The race for autonomy in cars is ubiquitous. Top car brands are working in providing complete autonomous vehicles to their customers and the future with self-driving vehicles is inevitable. Adding the cherry to the cake, Nvidia’s recently announced chip is the latest generation of its DrivePX onboard car computers called Pegasus. The device is 13 times faster than the previous iteration, which has so far been used by the likes of Audi, Tesla, and Volvo to provide semi-autonomous driving capabilities in their vehicles.

nvidia_pegasus

Nvidia Pegasus

At the heart of this semiconductor is the mind-boggling technology of Deep Learning. “In the old world, the more powerful your engine, the smoother your ride will be,” Huang said during the announcement. “In the future, the more computational performance you have, the smoother your ride will be.”

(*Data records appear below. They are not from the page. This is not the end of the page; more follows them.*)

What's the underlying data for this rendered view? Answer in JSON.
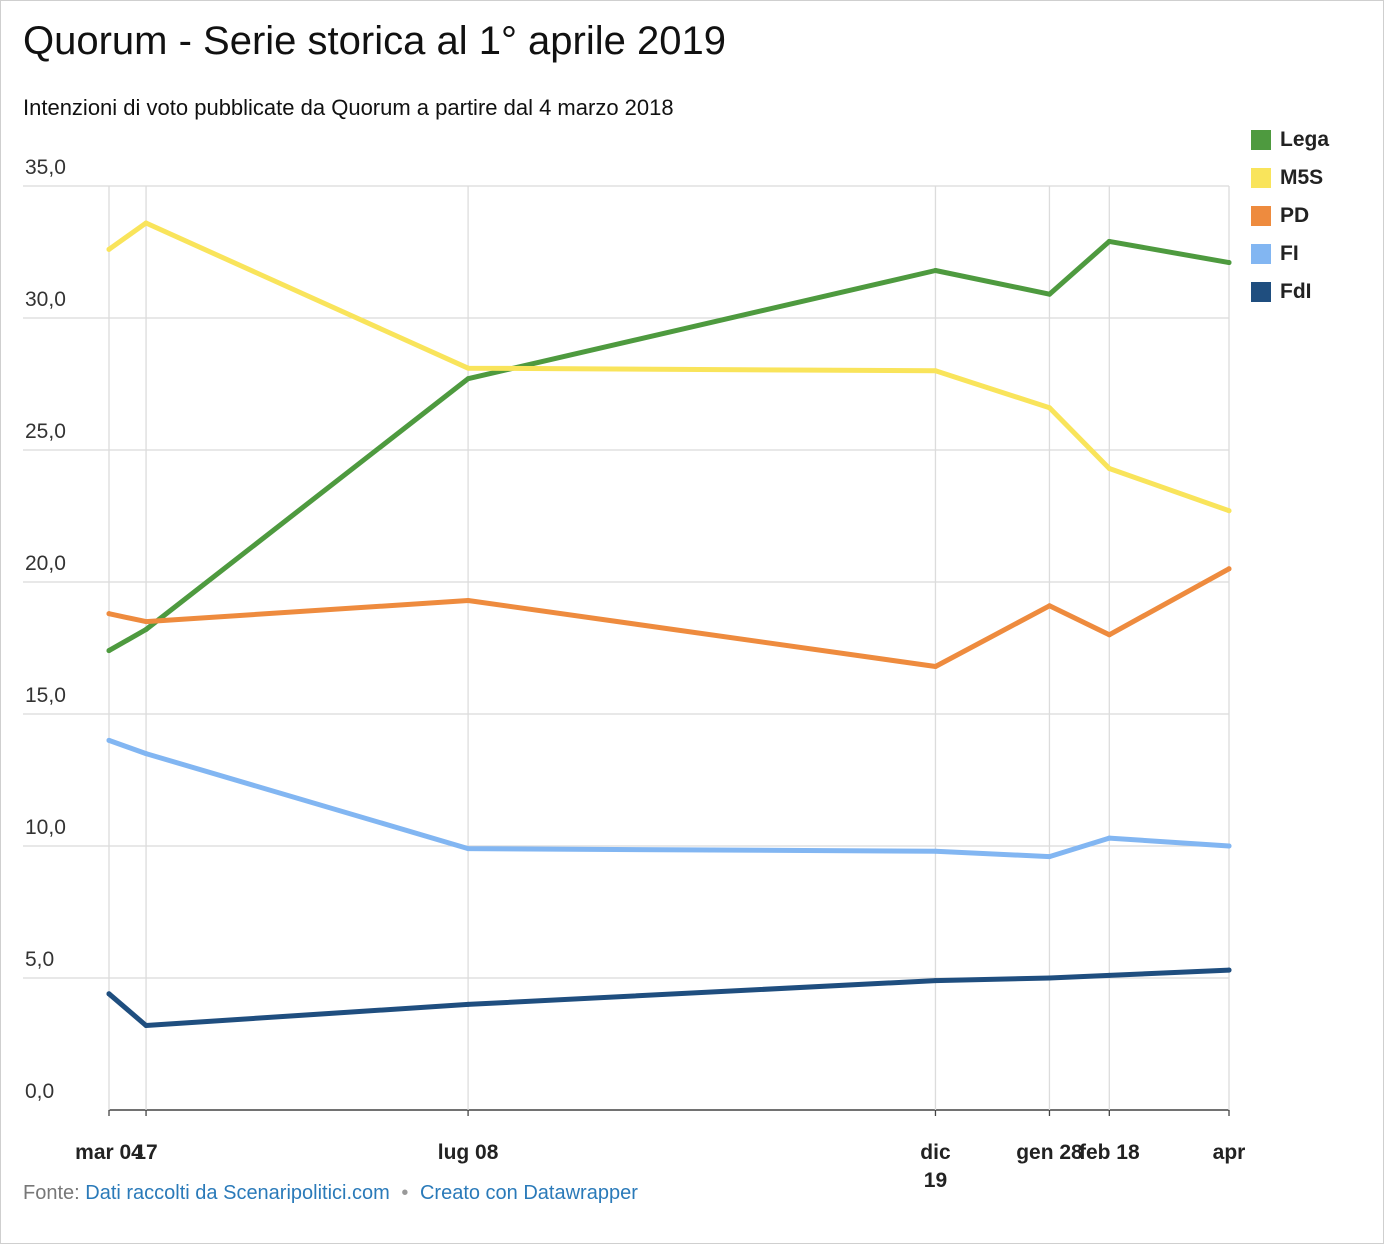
{
  "title": "Quorum - Serie storica al 1° aprile 2019",
  "subtitle": "Intenzioni di voto pubblicate da Quorum a partire dal 4 marzo 2018",
  "footer": {
    "prefix": "Fonte:",
    "source_link": "Dati raccolti da Scenaripolitici.com",
    "separator": "•",
    "tool_link": "Creato con Datawrapper"
  },
  "chart_data": {
    "type": "line",
    "title": "Quorum - Serie storica al 1° aprile 2019",
    "subtitle": "Intenzioni di voto pubblicate da Quorum a partire dal 4 marzo 2018",
    "xlabel": "",
    "ylabel": "",
    "ylim": [
      0,
      35
    ],
    "y_ticks": [
      "0,0",
      "5,0",
      "10,0",
      "15,0",
      "20,0",
      "25,0",
      "30,0",
      "35,0"
    ],
    "x": [
      "2018-03-04",
      "2018-03-17",
      "2018-07-08",
      "2018-12-19",
      "2019-01-28",
      "2019-02-18",
      "2019-04-01"
    ],
    "x_tick_labels": [
      {
        "date": "2018-03-04",
        "lines": [
          "mar 04"
        ]
      },
      {
        "date": "2018-03-17",
        "lines": [
          "17"
        ]
      },
      {
        "date": "2018-07-08",
        "lines": [
          "lug 08"
        ]
      },
      {
        "date": "2018-12-19",
        "lines": [
          "dic",
          "19"
        ]
      },
      {
        "date": "2019-01-28",
        "lines": [
          "gen 28"
        ]
      },
      {
        "date": "2019-02-18",
        "lines": [
          "feb 18"
        ]
      },
      {
        "date": "2019-04-01",
        "lines": [
          "apr"
        ]
      }
    ],
    "grid": true,
    "legend_position": "top-right",
    "series": [
      {
        "name": "Lega",
        "color": "#4e9a3f",
        "values": [
          17.4,
          18.2,
          27.7,
          31.8,
          30.9,
          32.9,
          32.1
        ]
      },
      {
        "name": "M5S",
        "color": "#f9e45b",
        "values": [
          32.6,
          33.6,
          28.1,
          28.0,
          26.6,
          24.3,
          22.7
        ]
      },
      {
        "name": "PD",
        "color": "#ee8b3e",
        "values": [
          18.8,
          18.5,
          19.3,
          16.8,
          19.1,
          18.0,
          20.5
        ]
      },
      {
        "name": "FI",
        "color": "#82b6f2",
        "values": [
          14.0,
          13.5,
          9.9,
          9.8,
          9.6,
          10.3,
          10.0
        ]
      },
      {
        "name": "FdI",
        "color": "#1f4e7f",
        "values": [
          4.4,
          3.2,
          4.0,
          4.9,
          5.0,
          5.1,
          5.3
        ]
      }
    ]
  }
}
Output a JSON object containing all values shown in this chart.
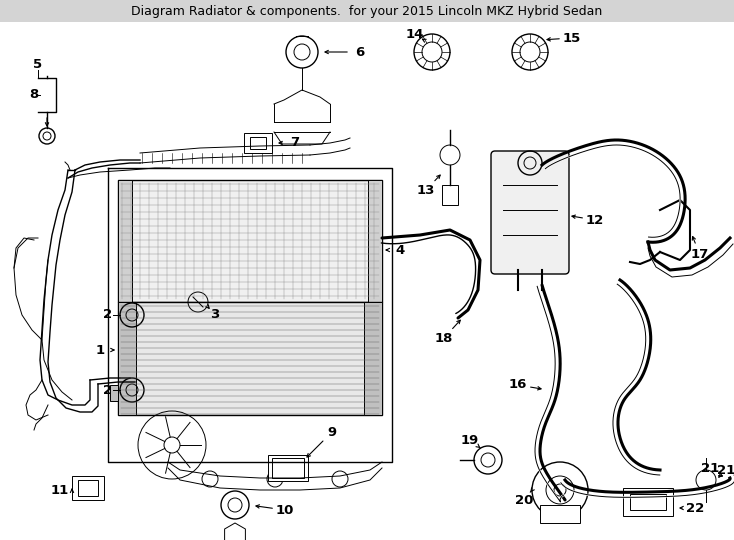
{
  "title": "Diagram Radiator & components.",
  "subtitle": "for your 2015 Lincoln MKZ Hybrid Sedan",
  "background_color": "#ffffff",
  "line_color": "#000000",
  "fig_width": 7.34,
  "fig_height": 5.4,
  "dpi": 100,
  "title_bar_color": "#d4d4d4",
  "title_fontsize": 9,
  "label_fontsize": 9.5,
  "lw_thin": 0.7,
  "lw_med": 1.0,
  "lw_thick": 1.5,
  "lw_hose": 2.2
}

Nvidia asserts that the device is only about the size of a license plate. But it has enough power to process data from up to 16 sensors, detect objects, find the car’s place in the world, plan a path, and control the vehicles itself. Oh, and it will also update centrally stored high-definition maps at the same time—all with some resources to spare.

The new system is designed to eventually handle up to 320 trillion operations per second (TOPS), compared to the 24tn of today’s technology. That would give it the power needed to process the masses of data produced by a vehicle’s cameras and other sensors and allow it to drive completely autonomously, Nvidia said. The first systems to be tested next year will have less processing power but will be designed to scale up with the addition of extra chips.